Sunday, July 23, 2006

market outlook: last week of july 06

Market Outlook:

  • Earnings will create a boom/bust response adding to volatility but already a negative start but heavily stock specific.
  • Markets are becoming oversold making shorts here not as timely....but macro effects here can create distracting noise.
  • Rather trade in near-term here than making investments....use pending strength to trim out of long positions.

CBH: a short worth revisiting following a recovery around 200 day mva. Overall, short on any strength despite oversold levels.

AFL/AIG: appear to be a similar theme like HMO's where attempted recovery from weakness YTD: performance.

AFL reporting on tuesday- oversold here to be shorted heavily but a negative bias market is a tough call here.



The defensive themes:

DJ: decline back to 35 level, monthly key support worth taking a shot.Still awaiting to consider the value bet in traditional media names.

PPH - worth a revisit and run all names in the index. Again BMY/SGP of interst here before earnings. Plenty of pharma names.

utilities strength continues along with staples as the defensive relative leadership remains in tact. Not convinced to jump on this train as a long idea. But curious on pharma as the defensive theme.

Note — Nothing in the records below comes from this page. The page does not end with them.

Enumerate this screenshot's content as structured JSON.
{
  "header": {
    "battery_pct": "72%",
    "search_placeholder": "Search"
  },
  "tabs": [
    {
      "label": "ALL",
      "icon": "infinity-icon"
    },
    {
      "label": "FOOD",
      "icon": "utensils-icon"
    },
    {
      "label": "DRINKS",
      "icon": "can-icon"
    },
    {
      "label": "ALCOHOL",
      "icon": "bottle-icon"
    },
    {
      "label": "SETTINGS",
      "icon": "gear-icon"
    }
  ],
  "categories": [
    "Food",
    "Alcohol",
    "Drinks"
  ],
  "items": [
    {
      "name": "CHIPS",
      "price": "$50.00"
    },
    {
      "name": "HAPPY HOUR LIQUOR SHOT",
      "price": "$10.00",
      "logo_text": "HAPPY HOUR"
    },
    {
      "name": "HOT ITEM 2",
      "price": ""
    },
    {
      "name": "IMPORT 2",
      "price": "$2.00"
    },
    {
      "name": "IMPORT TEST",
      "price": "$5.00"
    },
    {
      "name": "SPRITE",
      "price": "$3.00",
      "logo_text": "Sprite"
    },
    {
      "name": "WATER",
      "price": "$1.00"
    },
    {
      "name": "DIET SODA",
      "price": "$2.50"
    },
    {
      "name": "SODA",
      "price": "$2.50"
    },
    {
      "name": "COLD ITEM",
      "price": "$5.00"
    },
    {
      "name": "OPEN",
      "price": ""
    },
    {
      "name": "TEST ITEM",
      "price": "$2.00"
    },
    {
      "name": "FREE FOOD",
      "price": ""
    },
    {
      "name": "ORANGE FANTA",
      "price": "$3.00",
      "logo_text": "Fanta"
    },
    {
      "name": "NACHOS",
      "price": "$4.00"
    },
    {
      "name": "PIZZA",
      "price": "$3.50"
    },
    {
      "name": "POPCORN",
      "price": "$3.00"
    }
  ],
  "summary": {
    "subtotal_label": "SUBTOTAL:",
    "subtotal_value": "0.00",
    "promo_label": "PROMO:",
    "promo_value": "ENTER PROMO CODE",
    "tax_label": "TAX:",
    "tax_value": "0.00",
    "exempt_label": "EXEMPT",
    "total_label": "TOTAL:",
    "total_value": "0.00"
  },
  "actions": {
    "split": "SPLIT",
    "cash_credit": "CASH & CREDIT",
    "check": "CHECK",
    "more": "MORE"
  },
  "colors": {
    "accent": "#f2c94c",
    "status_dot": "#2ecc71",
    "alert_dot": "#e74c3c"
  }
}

10 year yield: correcting in the near-term while weekly suggest further downside....perhaps around 5%.
Gold: appears to be extended in the near-tem, further downside potntial with support around 600 level.
DXY: attempting to bottom
Crude: looking for correction closer to 70 level. following recent highs of 77. momentum suggesting

currency notes and things to watch for:

The upside risks to inflation are clear but at the same time, so are the risks that the economy faces. The next FOMC meeting is scheduled for August 8th, which is only 2.5 weeks away. This means that the short list of economic releases between now and then will not only be even more important for traders to watch, but could also bring about more volatility. This includes the personal consumption expenditures index and the Q2 employment cost index, which will shed more light on the inflation outlook along with consumer confidence, durable goods, advance Q2 GDP, ISM and Non-Farm payrolls.